Care Beyond Clinical: Social Determinants of Health

Care Beyond Clinical: Social Determinants of Health

Understanding and connecting social determinants as a path to true, patient-centered care

 

“It’s all in the genes” … but not really.

Did you know that in the U.S., life expectancy is more affected by your place of birth than your gender, race or genetics?

When there is a 35-plus year gap in life expectancy between the most and least economically advantaged U.S. populations — not to mention similar and severe disparities in and between other countries around the world — what other factors are at play here?

In 2003, the World Health Organization led the charge researching exactly this when it developed the commission on Social Determinants of Health, or SDoH as it’s since been referred. To improve the health of the world’s most vulnerable people, the committee drilled down the most concerning social factors impacting individuals’ health — the conditions in which people are born, grow, live, work and age. In essence, what is a person’s employment status? Do they have access to adequate housing, transportation, and food?

Various studies have revealed that:

-Up to 68 percent of patients suffer from at least one social determinant of health challenge

 -One in five patients could be at high risk with SDOH-related health problems

–  SDoH contribute to:

     –  More than 50 percent of readmissions

     –  80 percent of our overall health outcomes, as opposed to actual clinical care

     –  One-third of patient deaths

 

As the health care industry is realizing the “value” in value-based care and shifting focus to treat the entire patient, the case has absolutely been made to better understand, report and share their underlying social determinants.

Health insurance companies becoming health care companies

 

United Healthcare CEO, Steve Nelson, challenged attendees at this year’s Dreamforce event, “The macro trends in our country are aging, more chronic disease, and (we) can’t just focus on the traditional plays that we’ve relied on for health care. (We)’ve got to start thinking about the entire person, their surroundings, and the things that affect their health besides just the condition they’re in.”

Nelson then gave a poignant example of how SDoH can influence medical outcomes. One of United’s Medicaid program recipients in Arizona was admitted to the hospital 50 times in 12 months. The individual kept showing up in the ER with anxiety which presented as a heart attack. Upon investigation, it was revealed this individual was also jobless and homeless, and could also benefit from assistance with housing and back-to-work training. In treating the root of the problem for this particular individual, he was not admitted to the ER again over the following 12 months.
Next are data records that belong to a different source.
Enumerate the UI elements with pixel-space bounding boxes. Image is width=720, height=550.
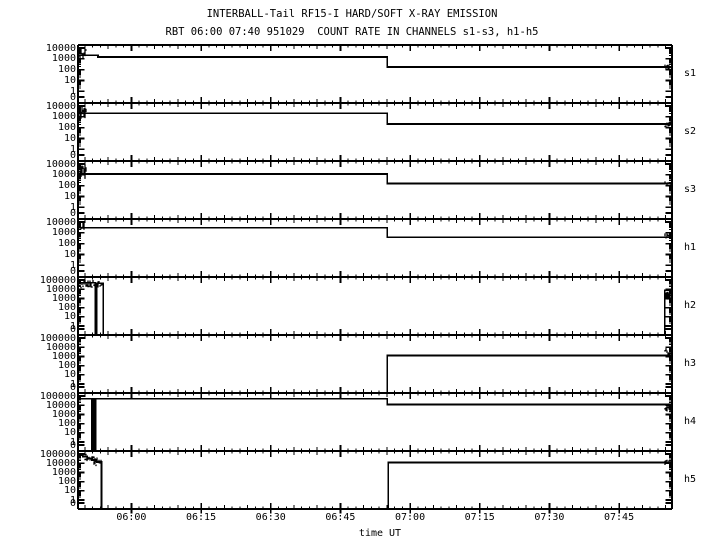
noise-s2 — [664, 121, 673, 128]
noise-h5 — [93, 459, 102, 467]
panel-h2 — [77, 279, 673, 336]
noise-h1 — [77, 222, 85, 230]
trace-s3 — [78, 173, 672, 185]
noise-h1 — [664, 233, 673, 239]
trace-h2 — [78, 281, 672, 336]
noise-h5 — [664, 459, 673, 469]
major-ticks — [78, 45, 672, 514]
panel-s1 — [77, 47, 673, 71]
noise-s2 — [77, 106, 87, 120]
noise-h5 — [84, 456, 98, 463]
noise-h2 — [77, 279, 96, 289]
trace-h5 — [78, 454, 672, 510]
panel-s2 — [77, 106, 673, 128]
panel-h4 — [78, 397, 673, 452]
trace-s1 — [78, 54, 672, 68]
noise-s1 — [664, 64, 673, 71]
noise-h5 — [77, 453, 88, 460]
trace-h4 — [78, 397, 672, 452]
trace-h1 — [78, 226, 672, 238]
noise-h4 — [664, 403, 673, 413]
chart-title: INTERBALL-Tail RF15-I HARD/SOFT X-RAY EM… — [206, 8, 498, 20]
noise-s1 — [77, 47, 87, 59]
panel-borders — [77, 44, 673, 510]
panel-h3 — [78, 348, 673, 394]
noise-s3 — [77, 164, 87, 179]
panel-h5 — [77, 453, 673, 510]
noise-h2 — [664, 290, 673, 300]
noise-h3 — [664, 348, 673, 357]
trace-h3 — [78, 354, 672, 394]
minor-ticks — [78, 45, 672, 509]
panel-h1 — [77, 222, 673, 239]
chart-subtitle: RBT 06:00 07:40 951029 COUNT RATE IN CHA… — [165, 26, 539, 38]
panel-s3 — [77, 164, 673, 187]
noise-h2 — [96, 281, 104, 288]
x-axis-title: time UT — [358, 528, 402, 539]
noise-s3 — [664, 181, 673, 187]
trace-s2 — [78, 112, 672, 125]
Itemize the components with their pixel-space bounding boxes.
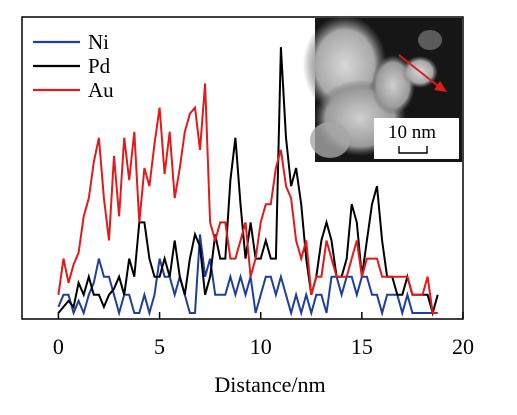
legend-label-ni: Ni xyxy=(88,30,109,54)
x-tick-label: 15 xyxy=(351,334,373,359)
scalebar-line xyxy=(398,146,428,154)
linescan-arrow xyxy=(398,54,439,87)
arrow-head-icon xyxy=(434,81,447,92)
legend-label-pd: Pd xyxy=(88,54,111,78)
x-axis-title: Distance/nm xyxy=(214,372,325,397)
inset-micrograph: 10 nm xyxy=(303,15,462,162)
x-tick-label: 0 xyxy=(53,334,64,359)
scalebar-label: 10 nm xyxy=(388,122,436,143)
scalebar-box xyxy=(374,118,459,159)
x-tick-label: 20 xyxy=(452,334,474,359)
x-tick-label: 10 xyxy=(250,334,272,359)
x-tick-label: 5 xyxy=(154,334,165,359)
series-lines xyxy=(57,47,439,317)
series-line-au xyxy=(57,83,438,314)
legend-label-au: Au xyxy=(88,78,114,102)
plot-frame xyxy=(21,16,464,320)
x-axis: 0 5 10 15 20 xyxy=(53,312,474,359)
series-line-ni xyxy=(57,234,438,317)
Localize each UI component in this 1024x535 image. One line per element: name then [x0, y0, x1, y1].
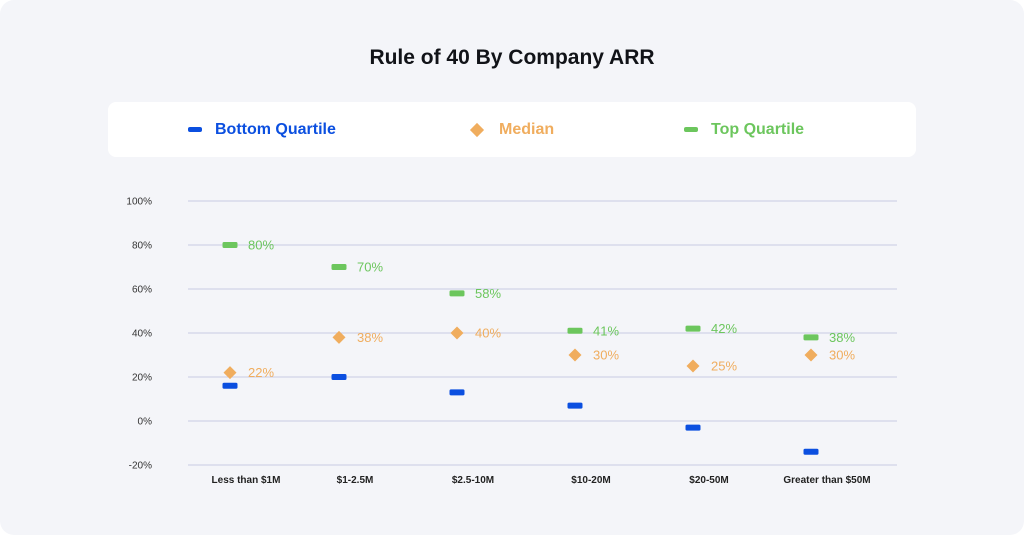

This is what addressing SDoH and moving to both patient-centered and value-based care looks like, which Nelson argued should not be considered “controversial” or mutually exclusive concepts, but related and complementary. Ideally, patients receive better outcomes and experiences (because who wants to go to the hospital 50 times in a year?), costs are lowered at the federal and state levels, across the entire continuum of care, and ultimately reflected in lower health insurance premiums for patients as well.

How do we then move conversations about SDoH to the patients who are most likely to have health issues and most likely to take advantage of support, when offered?

 

Partnerships between orgs and with data

 

A couple of key themes have emerged to provide these solutions: partnerships of both the commercial and the public–private varieties, between groups such as social workers and government agencies for example, and better using data we already have available.

Aunt Bertha is a social services platform that is nailing both of these themes. With over 2 million users, they connect people in need with all of the programs that could potentially serve those needs. You simply enter a ZIP Code, which unlocks thousands of assistance services in that area, across a wide range of needs from food, housing, money, education, health, legal assistance, and more.

 

Missed health care appointments cost more than $150 billion a year? Let’s better align transportation and other solutions — at the point of care — to eliminate these gaps. Take the recent partnership between ride-hailing app, Lyft, and the American Cancer Society (ACS) as an example here. Whereas the ACS says lack of transportation is one of cancer patients’ biggest barriers to receiving quality care, these patients can now use Lyft’s Concierge platform to request rides to treatment appointments.

Recent legislation has made the connection more apparent between access to a broadband connection for people in rural areas, and receiving better health care, including how these populations can benefit from advances in telemedicine.

Imagine the possibilities if a comprehensive overview of potential social needs was included in a patient’s EMR, with a clear path for case managers to obtain solutions, in real-time?

 

‘Determinant’ doesn’t mean ‘predestined’

 

As the SDoH acronym has garnered more attention in recent years and months, some have argued that “determinants” is too strong of a word — that a better alternative might be “influencers” or “predictors.”

Their reasoning? While social factors can increase the probability of poorer health outcomes, that doesn’t mean that individuals from poorer neighborhoods with inadequate infrastructures, less access to medical care or more nutritious food sources are doomed, as though their fate has already been “determined.” Some people can overcome these odds. And we’re all about reiterating that narrative, continuing to ask the related and tough questions in the health care IT industry — what can we do to improve their odds? And how do we work together to make sure we’re doing enough?